Mark Cox, a founding member of The Apache Software Foundation, said the vulnerability is caused by a stack buffer overflow, which can overload a server with a distributed denial-of-service attack and cause it to stop responding. In some cases, most notably where Microsoft Windows servers are running the older Apache Version 1.3 or under some 64-bit Unix operating systems, the flaw could be more serious, potentially allowing an intruder to gain remote access to the server, Cox said. All Apache Web server installs should be upgraded to be safe, he said. The Apache foundation said users should keep checking its Web site for the updated code.

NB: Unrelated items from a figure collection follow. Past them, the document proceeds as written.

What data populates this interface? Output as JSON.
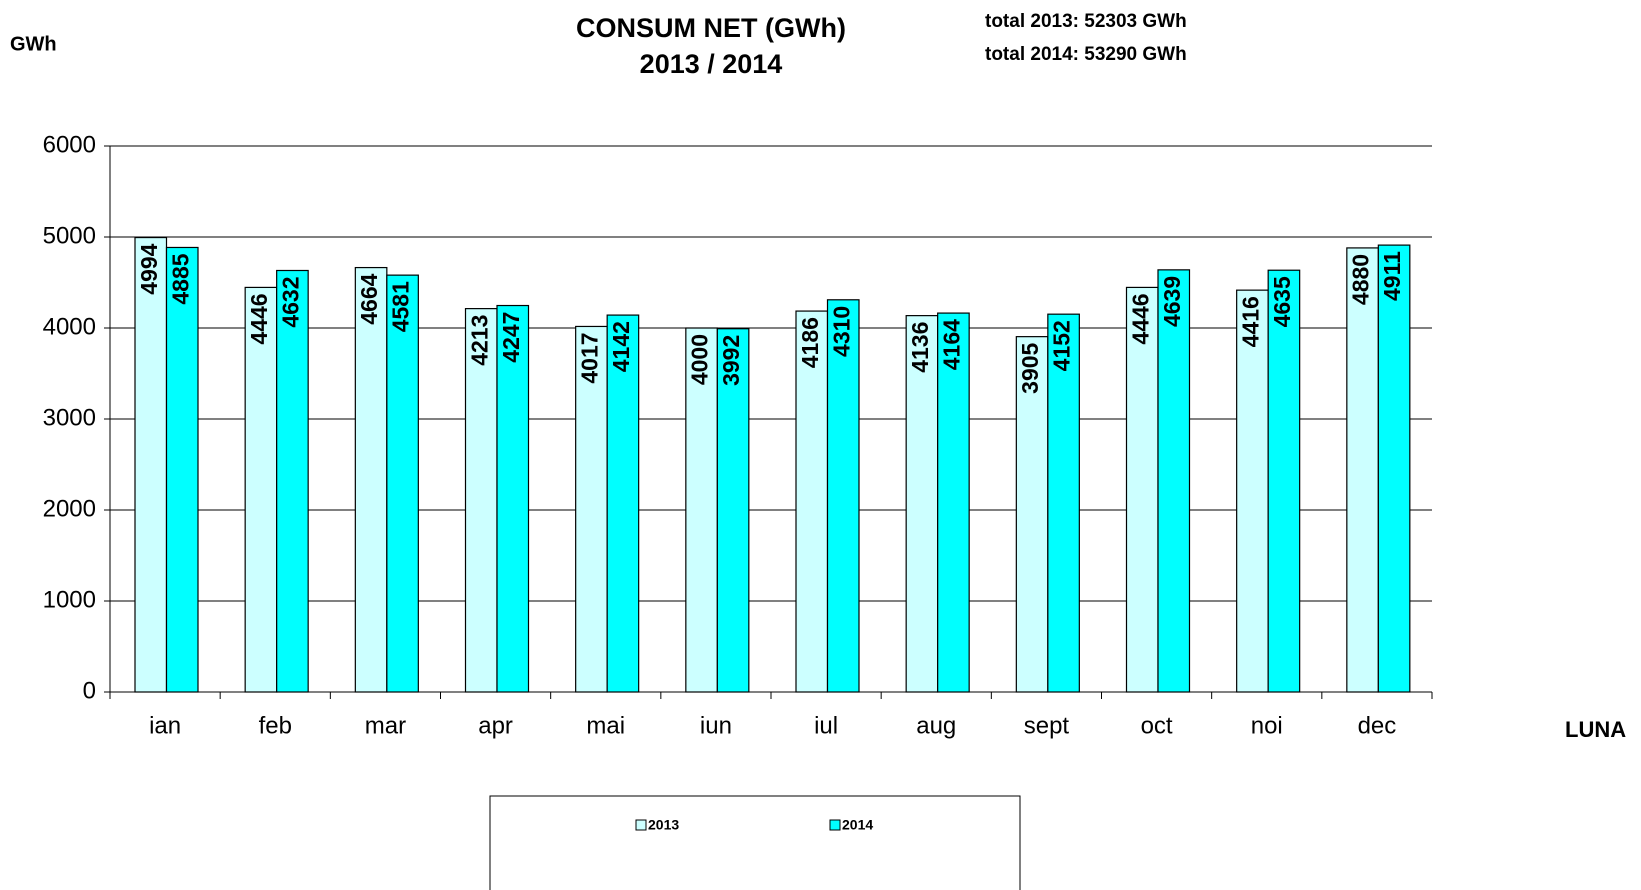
{
  "chart_data": {
    "type": "bar",
    "title": "CONSUM NET (GWh)",
    "subtitle": "2013 / 2014",
    "annotations": [
      "total 2013: 52303 GWh",
      "total 2014: 53290 GWh"
    ],
    "y_label": "GWh",
    "x_label": "LUNA",
    "categories": [
      "ian",
      "feb",
      "mar",
      "apr",
      "mai",
      "iun",
      "iul",
      "aug",
      "sept",
      "oct",
      "noi",
      "dec"
    ],
    "series": [
      {
        "name": "2013",
        "color": "#ccffff",
        "values": [
          4994,
          4446,
          4664,
          4213,
          4017,
          4000,
          4186,
          4136,
          3905,
          4446,
          4416,
          4880
        ]
      },
      {
        "name": "2014",
        "color": "#00ffff",
        "values": [
          4885,
          4632,
          4581,
          4247,
          4142,
          3992,
          4310,
          4164,
          4152,
          4639,
          4635,
          4911
        ]
      }
    ],
    "ylim": [
      0,
      6000
    ],
    "yticks": [
      0,
      1000,
      2000,
      3000,
      4000,
      5000,
      6000
    ],
    "grid": true,
    "legend": "bottom"
  }
}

Those problems, reported in a bulletin late yesterday by the Apache HTTP Server Project, are in contrast to a report earlier in the day from security vendor Internet Security Systems Inc. (ISS) in Atlanta. The Apache HTTP Server Project is the open-source community that created and maintains Apache.
ISS said the vulnerability affects only Windows versions of Apache and was caused by a flawed mechanism used to calculate the size of "chunked" encoding for Windows 32-bit users. Chunked encoding is part of the HTTP Protocol Specification used for accepting data from Web users, according to ISS. The flaw, affecting Apache Versions 1.x, misinterprets the size of incoming data chunks, which could lead to a signal race, heap overflow and exploitation of malicious code, according to ISS.
Cox said that although ISS researchers correctly found part of the problem, they failed to see the whole picture before issuing their own security alert about the vulnerability. As a result, a patch that was also posted by ISS failed to fully fix the problem, he said. "The ISS guys, in their haste, didn't notice all of [the vulnerabilities]," Cox said.